Я вынужден признаться перед вами в серьезном личном недостатке, точнее, глубокой несостоятельности. Я совершенно тупею, когда пытаюсь осознать дикое многообразие иммунологических типов тканей. Среди моих ближайших друзей есть специалисты по клеточной иммунологии, для которых группы тканей - это вся их жизнь; в институте, где я работаю, таких специалистов множество. А вот у меня в мозгу что-то отключается с громким щелчком, как только начинают описывать разные группы тканей. Все они начинаются с сочетания трех букв: HLA. К нему присоединяются окончания, состоящие из комбинации букв и цифр: HLA- DRB1, HLA- DPB2, HLA- B27 и так далее. Время от времени я хожу на семинары, где меня выбивают из колеи слайды с таблицами, заполненными этой жуткой цифро-буквенной смесью. Многократно я пытался сосредоточиться, думая, что если я очень постараюсь, то смогу вникнуть и что-то понять. Кончилось тем, что мне приходится объяснять этот материал студентам, которым я читаю генетику. А толку мало. Я убедился в том, что генетически не способен разобраться в группах тканей и могу сказать о них лишь одно: их на свете столько, что оторопь берет. К счастью, для нашей истории этого вполне достаточно. Поскольку их очень много и набраны богатые данные по Полинезии, Южной Америке и Юго-Восточной Азии, сопоставить их оказалось относительно просто. Было бы естественно предположить, что больше всего совпадений будет у полинезийцев и жителей Азии. Не тут-то было! Тип, который называется HLA - Bw48, очень редко встречается у всех, за исключением полинезийцев и североамериканских индейцев. Однако, несмотря на большое разнообразие материала, эволюционная связь между различными тканевыми типами не была изучена. Так, к примеру, о типе HLA - Bw48, том самом, что был обнаружен еще и в Северной Америке, невозможно было сказать, близко ли связан он с другими полинезийскими типами или нет. Сравните эту ситуацию с той, которую мы получили по митохондриальной ДНК жителей Раротонга. Мы знали, что получили три разновидности, знали также, что две из них очень близко связаны друг с другом, а третья с ними не связана совсем. Это, как вы потом увидите, нам очень здорово помогло. Мы могли изучать другие страны и не просто искать в них полинезийский тип митохондриальной ДНК, но и другие, похожие на него.

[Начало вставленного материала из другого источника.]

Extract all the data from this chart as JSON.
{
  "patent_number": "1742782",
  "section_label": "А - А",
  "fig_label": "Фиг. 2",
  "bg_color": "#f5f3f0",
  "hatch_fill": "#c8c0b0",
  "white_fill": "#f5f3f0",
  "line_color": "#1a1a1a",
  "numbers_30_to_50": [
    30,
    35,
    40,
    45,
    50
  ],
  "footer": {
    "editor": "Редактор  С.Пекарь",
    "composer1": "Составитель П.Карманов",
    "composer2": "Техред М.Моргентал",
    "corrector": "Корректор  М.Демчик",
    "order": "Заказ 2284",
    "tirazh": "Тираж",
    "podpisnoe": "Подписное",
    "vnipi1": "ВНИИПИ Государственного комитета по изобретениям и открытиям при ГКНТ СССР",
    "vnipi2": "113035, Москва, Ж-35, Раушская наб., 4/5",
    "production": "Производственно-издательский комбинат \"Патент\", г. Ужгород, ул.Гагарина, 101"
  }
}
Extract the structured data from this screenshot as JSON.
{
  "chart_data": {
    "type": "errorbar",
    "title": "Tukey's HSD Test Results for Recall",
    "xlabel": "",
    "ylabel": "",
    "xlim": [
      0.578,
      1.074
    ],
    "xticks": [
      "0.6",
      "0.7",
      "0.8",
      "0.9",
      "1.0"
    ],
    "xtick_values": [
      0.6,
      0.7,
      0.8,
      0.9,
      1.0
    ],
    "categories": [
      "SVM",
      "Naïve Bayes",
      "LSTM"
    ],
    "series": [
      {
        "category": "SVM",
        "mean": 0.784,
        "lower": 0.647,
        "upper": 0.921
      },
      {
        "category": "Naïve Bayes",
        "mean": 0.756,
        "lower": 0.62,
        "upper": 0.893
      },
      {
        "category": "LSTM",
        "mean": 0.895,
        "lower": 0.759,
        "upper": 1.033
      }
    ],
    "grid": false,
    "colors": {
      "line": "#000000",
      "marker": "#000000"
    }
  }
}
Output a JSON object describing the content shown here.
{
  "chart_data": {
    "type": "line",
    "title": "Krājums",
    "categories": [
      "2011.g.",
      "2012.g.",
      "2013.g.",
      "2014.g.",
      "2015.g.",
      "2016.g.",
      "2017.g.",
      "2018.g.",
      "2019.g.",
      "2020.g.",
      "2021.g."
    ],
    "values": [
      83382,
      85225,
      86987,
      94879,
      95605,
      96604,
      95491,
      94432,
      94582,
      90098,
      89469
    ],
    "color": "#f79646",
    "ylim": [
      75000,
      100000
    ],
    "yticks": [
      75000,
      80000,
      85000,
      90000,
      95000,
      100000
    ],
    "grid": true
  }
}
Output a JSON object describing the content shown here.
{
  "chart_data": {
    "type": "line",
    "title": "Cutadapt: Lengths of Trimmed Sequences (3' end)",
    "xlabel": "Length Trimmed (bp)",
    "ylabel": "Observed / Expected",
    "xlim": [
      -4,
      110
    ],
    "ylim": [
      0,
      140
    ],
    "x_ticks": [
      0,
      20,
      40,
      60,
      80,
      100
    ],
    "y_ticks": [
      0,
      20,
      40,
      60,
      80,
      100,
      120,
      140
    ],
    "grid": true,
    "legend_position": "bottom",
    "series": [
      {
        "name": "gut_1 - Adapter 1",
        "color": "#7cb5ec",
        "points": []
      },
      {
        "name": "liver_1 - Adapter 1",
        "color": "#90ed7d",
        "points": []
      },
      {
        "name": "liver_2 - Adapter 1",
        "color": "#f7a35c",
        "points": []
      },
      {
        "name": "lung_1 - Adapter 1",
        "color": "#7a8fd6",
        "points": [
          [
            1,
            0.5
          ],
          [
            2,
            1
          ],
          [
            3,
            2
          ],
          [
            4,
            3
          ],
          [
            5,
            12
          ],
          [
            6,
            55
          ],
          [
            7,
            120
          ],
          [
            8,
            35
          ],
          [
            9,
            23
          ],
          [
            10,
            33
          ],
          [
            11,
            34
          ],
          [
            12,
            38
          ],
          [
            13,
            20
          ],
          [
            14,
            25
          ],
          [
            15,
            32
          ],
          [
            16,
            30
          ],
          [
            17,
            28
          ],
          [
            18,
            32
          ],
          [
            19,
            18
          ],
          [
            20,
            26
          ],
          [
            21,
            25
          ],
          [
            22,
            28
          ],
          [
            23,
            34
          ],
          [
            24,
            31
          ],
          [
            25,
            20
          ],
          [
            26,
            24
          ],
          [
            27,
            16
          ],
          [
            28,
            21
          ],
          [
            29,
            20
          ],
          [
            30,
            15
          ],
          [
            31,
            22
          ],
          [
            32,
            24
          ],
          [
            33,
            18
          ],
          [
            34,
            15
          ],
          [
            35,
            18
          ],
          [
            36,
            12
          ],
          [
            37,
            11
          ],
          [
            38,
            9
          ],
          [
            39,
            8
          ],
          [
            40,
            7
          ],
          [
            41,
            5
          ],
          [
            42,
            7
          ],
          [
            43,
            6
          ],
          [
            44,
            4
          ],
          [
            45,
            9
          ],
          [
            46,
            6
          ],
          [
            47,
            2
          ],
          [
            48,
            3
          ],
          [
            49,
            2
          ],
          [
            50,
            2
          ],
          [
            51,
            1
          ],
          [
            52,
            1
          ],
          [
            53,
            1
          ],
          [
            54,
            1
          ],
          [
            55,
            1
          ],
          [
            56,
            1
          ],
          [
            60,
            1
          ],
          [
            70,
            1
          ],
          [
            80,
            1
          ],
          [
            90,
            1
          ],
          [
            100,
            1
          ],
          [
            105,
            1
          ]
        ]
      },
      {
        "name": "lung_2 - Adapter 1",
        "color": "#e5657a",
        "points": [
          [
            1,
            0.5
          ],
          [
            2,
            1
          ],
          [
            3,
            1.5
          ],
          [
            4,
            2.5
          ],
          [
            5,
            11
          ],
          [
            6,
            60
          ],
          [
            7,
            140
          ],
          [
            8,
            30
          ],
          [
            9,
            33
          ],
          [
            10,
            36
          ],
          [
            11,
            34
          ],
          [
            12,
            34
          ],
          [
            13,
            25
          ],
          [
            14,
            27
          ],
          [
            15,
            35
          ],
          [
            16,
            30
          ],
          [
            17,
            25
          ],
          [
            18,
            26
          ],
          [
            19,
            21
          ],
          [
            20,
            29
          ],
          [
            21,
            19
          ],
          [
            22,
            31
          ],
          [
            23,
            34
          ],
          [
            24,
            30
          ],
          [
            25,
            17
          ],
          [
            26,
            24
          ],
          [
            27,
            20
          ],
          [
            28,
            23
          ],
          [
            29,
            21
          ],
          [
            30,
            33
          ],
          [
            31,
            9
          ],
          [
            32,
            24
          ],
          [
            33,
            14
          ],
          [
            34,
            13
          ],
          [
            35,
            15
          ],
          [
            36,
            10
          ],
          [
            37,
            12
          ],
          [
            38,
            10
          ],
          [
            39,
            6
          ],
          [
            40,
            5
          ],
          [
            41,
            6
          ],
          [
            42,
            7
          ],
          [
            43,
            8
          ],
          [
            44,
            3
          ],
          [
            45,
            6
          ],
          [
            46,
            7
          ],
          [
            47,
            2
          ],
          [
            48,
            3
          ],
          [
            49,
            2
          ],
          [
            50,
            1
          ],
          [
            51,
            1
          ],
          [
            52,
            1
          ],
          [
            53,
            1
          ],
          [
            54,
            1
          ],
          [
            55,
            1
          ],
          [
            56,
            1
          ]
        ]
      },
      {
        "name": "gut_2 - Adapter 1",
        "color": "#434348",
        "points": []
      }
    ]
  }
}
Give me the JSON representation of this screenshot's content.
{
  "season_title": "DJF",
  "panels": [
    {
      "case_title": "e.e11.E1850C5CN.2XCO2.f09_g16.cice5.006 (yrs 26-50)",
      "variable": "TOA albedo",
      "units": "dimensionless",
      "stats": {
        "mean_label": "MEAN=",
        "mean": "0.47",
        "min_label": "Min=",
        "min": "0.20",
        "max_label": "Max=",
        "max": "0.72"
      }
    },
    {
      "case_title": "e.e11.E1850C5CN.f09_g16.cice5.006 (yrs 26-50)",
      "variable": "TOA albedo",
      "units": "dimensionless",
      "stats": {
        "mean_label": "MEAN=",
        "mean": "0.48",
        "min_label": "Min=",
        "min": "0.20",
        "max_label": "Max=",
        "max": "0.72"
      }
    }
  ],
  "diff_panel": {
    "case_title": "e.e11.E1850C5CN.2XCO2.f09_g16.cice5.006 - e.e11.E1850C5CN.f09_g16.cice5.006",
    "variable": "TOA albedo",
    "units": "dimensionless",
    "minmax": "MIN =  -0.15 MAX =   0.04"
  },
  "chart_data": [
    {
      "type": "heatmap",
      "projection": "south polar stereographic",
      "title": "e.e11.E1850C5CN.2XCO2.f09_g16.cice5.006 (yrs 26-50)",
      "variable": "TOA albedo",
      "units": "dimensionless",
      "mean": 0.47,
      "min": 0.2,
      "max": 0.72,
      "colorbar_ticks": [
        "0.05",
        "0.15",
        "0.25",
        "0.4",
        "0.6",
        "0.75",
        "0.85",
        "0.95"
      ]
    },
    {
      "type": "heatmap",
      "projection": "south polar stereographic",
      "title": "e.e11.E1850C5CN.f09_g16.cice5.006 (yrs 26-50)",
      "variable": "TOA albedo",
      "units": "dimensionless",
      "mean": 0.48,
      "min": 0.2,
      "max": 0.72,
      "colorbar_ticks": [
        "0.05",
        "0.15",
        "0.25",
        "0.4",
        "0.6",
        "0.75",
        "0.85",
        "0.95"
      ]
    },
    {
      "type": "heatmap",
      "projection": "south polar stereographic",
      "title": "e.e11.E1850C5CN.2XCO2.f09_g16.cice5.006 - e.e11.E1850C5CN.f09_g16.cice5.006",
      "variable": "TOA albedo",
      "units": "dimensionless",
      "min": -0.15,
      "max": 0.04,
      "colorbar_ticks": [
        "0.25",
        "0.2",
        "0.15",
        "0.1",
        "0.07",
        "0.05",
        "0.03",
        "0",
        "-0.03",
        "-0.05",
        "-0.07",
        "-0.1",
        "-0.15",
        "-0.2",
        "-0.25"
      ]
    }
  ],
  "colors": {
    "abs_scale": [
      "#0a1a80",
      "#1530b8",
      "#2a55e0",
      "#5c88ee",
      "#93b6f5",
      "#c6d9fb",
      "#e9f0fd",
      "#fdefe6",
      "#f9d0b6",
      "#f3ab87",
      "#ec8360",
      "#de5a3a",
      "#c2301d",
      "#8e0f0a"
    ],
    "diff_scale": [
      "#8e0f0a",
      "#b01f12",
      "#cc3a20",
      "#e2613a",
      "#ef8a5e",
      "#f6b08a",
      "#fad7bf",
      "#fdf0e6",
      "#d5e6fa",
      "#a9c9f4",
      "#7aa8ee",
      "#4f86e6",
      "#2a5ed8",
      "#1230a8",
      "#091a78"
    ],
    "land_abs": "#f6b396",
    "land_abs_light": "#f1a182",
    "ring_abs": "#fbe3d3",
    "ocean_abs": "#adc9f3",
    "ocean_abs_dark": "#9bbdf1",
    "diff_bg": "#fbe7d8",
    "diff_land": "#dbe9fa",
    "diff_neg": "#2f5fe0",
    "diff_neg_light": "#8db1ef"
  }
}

К тому времени, как я задумал повторную поездку на остров и убедил Королевское общество оплатить ее - ведь именно они финансировали первое плавание Кука на Таити, и я именно это подчеркнул в своей заявке,- стали появляться данные других ис­следователей по коренному населению Северной и Южной Америки. Точно так же, как в пробах с Раротонга выявился один основной кластер (если принять два очень близких типа за две подгруппы одного кластера и забыть о единственном отличающемся случае - туристе), в двух Америках было обнаружено четыре основных кластера. Три из них имели совершенно другие последовательности митохондриальной ДНК; четвертая несколько напоминала основную последовательность Раротонга - 189, 217, 247, 261, но только по двум позициям - 189 и 217. Это уже было интересно. Но кроме того, в ДНК жителей Раротонга и коренных американцев обнаружилась еще одна удивительная общая черта. В кольцеобразной молекуле их митохондриальной ДНК на участке, противоположном контрольному региону (а именно его последовательность мы изучали), отсутствовал маленький кусочек ДНК, всего девять оснований. Это, вне всяких сомнений, повышало вероятность того, что полинезийский и американский тип окажутся родственными. Все шло к тому, что победит Хейердал.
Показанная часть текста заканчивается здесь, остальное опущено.